Mais la mise en scène fortement décontextualisante et l’esthétisation de ces personnes les placent en retrait d’une réalité — en retrait de l’espace et du temps. Eric Nehr opère presque une divinisation des albinos d’Afrique et d’Amérique latine qui pourrait être gênante dans la mesure où ces individus sont déjà mis au ban d’une société qui ne les intègre pas, que ce soit malveillant ou non.
Certes, le portrait en buste sur fond coloré est un procédé récurrent chez Eric Nehr. Mais cette posture est-elle pertinente pour tous les sujets photographiés?
Ce systématisme du gros plan fait des objets ainsi photographiés des entités hors du temps et de l’espace et crée de «l’image-affection», ainsi que l’affirme Gilles Deleuze. C’est pourquoi le regardeur manifeste d’emblée de l’empathie pour les personnes photographiées par Eric Nehr. En outre, il y a quelque chose de profondément touchant dans la façon dont ces gens se laissent photographier et présentent leur visage, à nu.
Mais qu’il annihile la couleur blanche incriminée dans une autre couleur ou qu’il la mette au contraire en valeur en utilisant un fond coloré, Eric Nehr utilise des procédés qui ne font que nous rappeler la couleur de la peau de ces personnes.
D’un point de vue documentaire, on peut regretter que de ces rencontres ne soient pas nés des voix, des récits de vie, des témoignages qui auraient pu nous aider à transpercer la superficie des visages. Car que nous apprennent ces photographies sur la condition des albinos en Afrique et en Amérique du sud?

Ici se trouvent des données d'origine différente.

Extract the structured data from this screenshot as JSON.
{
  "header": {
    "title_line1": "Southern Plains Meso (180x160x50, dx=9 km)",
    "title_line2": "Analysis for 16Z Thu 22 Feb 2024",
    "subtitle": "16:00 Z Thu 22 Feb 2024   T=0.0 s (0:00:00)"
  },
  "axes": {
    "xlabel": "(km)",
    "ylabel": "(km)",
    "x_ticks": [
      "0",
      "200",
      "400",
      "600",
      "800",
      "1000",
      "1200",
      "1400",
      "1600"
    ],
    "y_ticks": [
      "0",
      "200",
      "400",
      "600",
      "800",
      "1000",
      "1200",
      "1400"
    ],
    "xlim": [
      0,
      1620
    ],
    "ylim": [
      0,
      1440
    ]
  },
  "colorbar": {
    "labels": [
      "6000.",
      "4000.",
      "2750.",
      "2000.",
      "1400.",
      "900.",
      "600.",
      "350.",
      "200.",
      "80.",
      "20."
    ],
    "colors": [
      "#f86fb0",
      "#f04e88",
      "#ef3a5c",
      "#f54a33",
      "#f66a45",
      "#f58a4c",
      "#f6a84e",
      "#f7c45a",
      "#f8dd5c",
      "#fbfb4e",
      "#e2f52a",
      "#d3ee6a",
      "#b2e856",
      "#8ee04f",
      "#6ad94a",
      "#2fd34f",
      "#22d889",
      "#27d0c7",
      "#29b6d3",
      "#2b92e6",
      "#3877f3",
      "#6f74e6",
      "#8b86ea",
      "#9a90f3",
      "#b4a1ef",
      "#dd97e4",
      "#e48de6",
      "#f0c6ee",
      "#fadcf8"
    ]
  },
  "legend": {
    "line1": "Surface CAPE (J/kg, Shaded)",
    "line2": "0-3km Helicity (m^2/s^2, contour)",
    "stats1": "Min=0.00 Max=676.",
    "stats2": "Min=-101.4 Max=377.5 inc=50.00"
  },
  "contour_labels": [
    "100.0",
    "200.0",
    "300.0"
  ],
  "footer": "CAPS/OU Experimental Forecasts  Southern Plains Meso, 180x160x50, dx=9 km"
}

L’on se heurte sans cesse à la surface glacée de ces clichés parfaits sans parvenir à saisir des humanités, restant cantonné à la beauté étrange des visages, ces mêmes visages qui valent à ces personnes d’être discriminées…
Å’uvres
— Eric Nehr, Abdel Nasser et Oscarine #1, 2010. Tirage jet d’encre sur papier japonais gampi. 40 x 62 cm
— Eric Nehr, Johana, 2010. Tirage jet d’encre sur papier baryté encadré sous marie-louise. 35 x 35 cm (avec cadre)
— Eric Nehr, Blandine #2, 2010. Tirage jet d’encre sur papier baryté encadré sous marie-louise. 49,5 x 45 cm (avec cadre)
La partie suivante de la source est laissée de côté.